Banks and incubators: complementary to the service of startups

By Dorothée Julliand, Director of WAI by BNP Paribas and Matthieu Somekh, Director of ZEBOX, startup incubator & accelerator founded by Rodolphe Saadé, CEO of CMA CGM

The complementarity between banks and incubators is a plus for start-ups and makes it possible to prepare the relaunch.

In the current unprecedented crisis, banks are proving to be a powerful lever to mitigate the impact and prepare for the recovery. In fact, the economic crisis linked to the Covid-19 epidemic has reminded us of the essential role that banks play for startups. Banks were the pillar of the State Guaranteed Loan (PGE) launched by the government and coordinated by Bpifrance. An overwhelming number of businesses, including startups, have turned to them to obtain this loan, with 115 billion euros having been distributed to more than 550,000 companies of all sizes.[1] In this financial transaction, guaranteed in large part by the French Government, it is the bank that performs the analysis, lends the funds and, ultimately, takes on some of the risk.  Without the bank, there would be no PGE, making it far more difficult for startups to fulfill their destiny. This critical role of banks is nothing new. Beyond just opening accounts and agreeing lines of credit, banks play a major role in the entrepreneurial ecosystem and constitute an essential link in the entire value chain.

Incubators help startups to move from the idea stage to maturation and materialization of their project. Very early on, they provide a link between the startups they support and the key players to help them develop, experiment, and present their project to the market. They allow startups to get through the initial stages of their development by supporting them on a daily basis, in marketing, commercial, HR and legal matters. By physically hosting startups, the incubator also provides them with the environment, services and tools essential to their growth, as well as networking with large groups, investors, research laboratories and other complementary startups.

Multi-level synergies

While the incubator intervenes in the upstream phase, the bank is more present the next phase, when the startup has a solution in an advanced state of development. Its need for contact with major accounts changes to market that solution, which is now robust and in the industrialization phase. The role of the bank will be to “connect for launch”. A natural trusted third party, the bank is in fact able to mobilize its network of client businesses, mid-sized companies and large conglomerates in search of innovative solutions, to organize meetings and give startups the chance to present their products.

It’s a win-win-win approach: the startup, previously selected by the bank, thus has access to interesting commercial leads, the large group meets quality startups, and the bank thus strengthens its relationship with both parties, through taking a different avenue from its usual banking activities. The complementarity between incubators and banks is therefore very strong, and their networks are interdependent.

In some cases, banks – being themselves large companies in a sector undergoing transformation that is in search of innovation – turn out to be potential clients and partners of startups. This is particularly true in the field of Fintech, e-commerce, or even in trade finance where supply chain and logistics are paramount. For several years, banks have dedicated teams to innovation and have increased interactions with startups. Startups, by nature, develop new services and are looking for partners to allow them to consolidate their expertise in “payment,” while also allowing them to present an innovative, reliable and robust offer to very demanding customers who need to be “reassured” when there is a financial dimension.

The support offered by the incubator to startups includes help for them to structure their non-dilutive financing plan (aid and subsidies, unsecured loans, etc.). Startups also need to find dilutive funding fairly quickly – sometimes in love money at first, although this often occurs when they join the incubator and then from business angels and venture capital funds.

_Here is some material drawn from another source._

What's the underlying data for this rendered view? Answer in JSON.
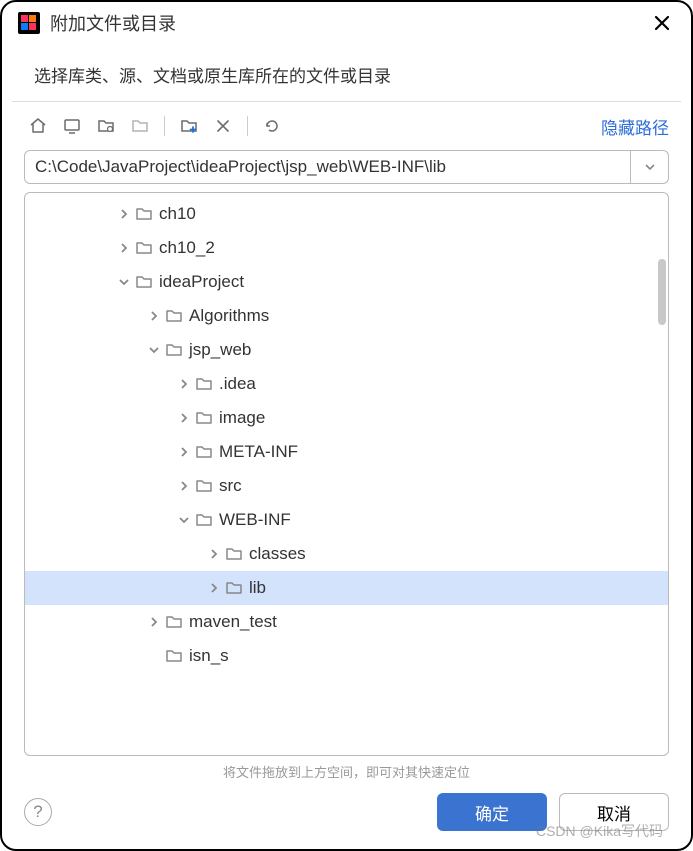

Most entrepreneur-focussed banks are involved as LPs (limited partners), in a number of seed or venture capital funds, or have their own investment capacities with dedicated venture capital teams. This makes them an ideal additional support for startups, in close partnership with the incubator.

Committed stakeholders, integral parts of a global ecosystem

As we can see, banks are stakeholders committed to the entrepreneur and the startup, going far beyond their role as mere bankers. In collaboration with incubators, they have the ability to create connections with other stakeholders in the innovation ecosystem, as well as between startups and large groups, in a dynamic of experimentation and collaborative development. They also have – thanks to the rich and varied ecosystem of which they are part – the ability to support entrepreneurs during seed operations, series A, B or C or even Growth Equity. By continuing to work together, banks and incubators will support startups to foster economic recovery and pursue the entrepreneurial dynamic necessary for growth and innovation.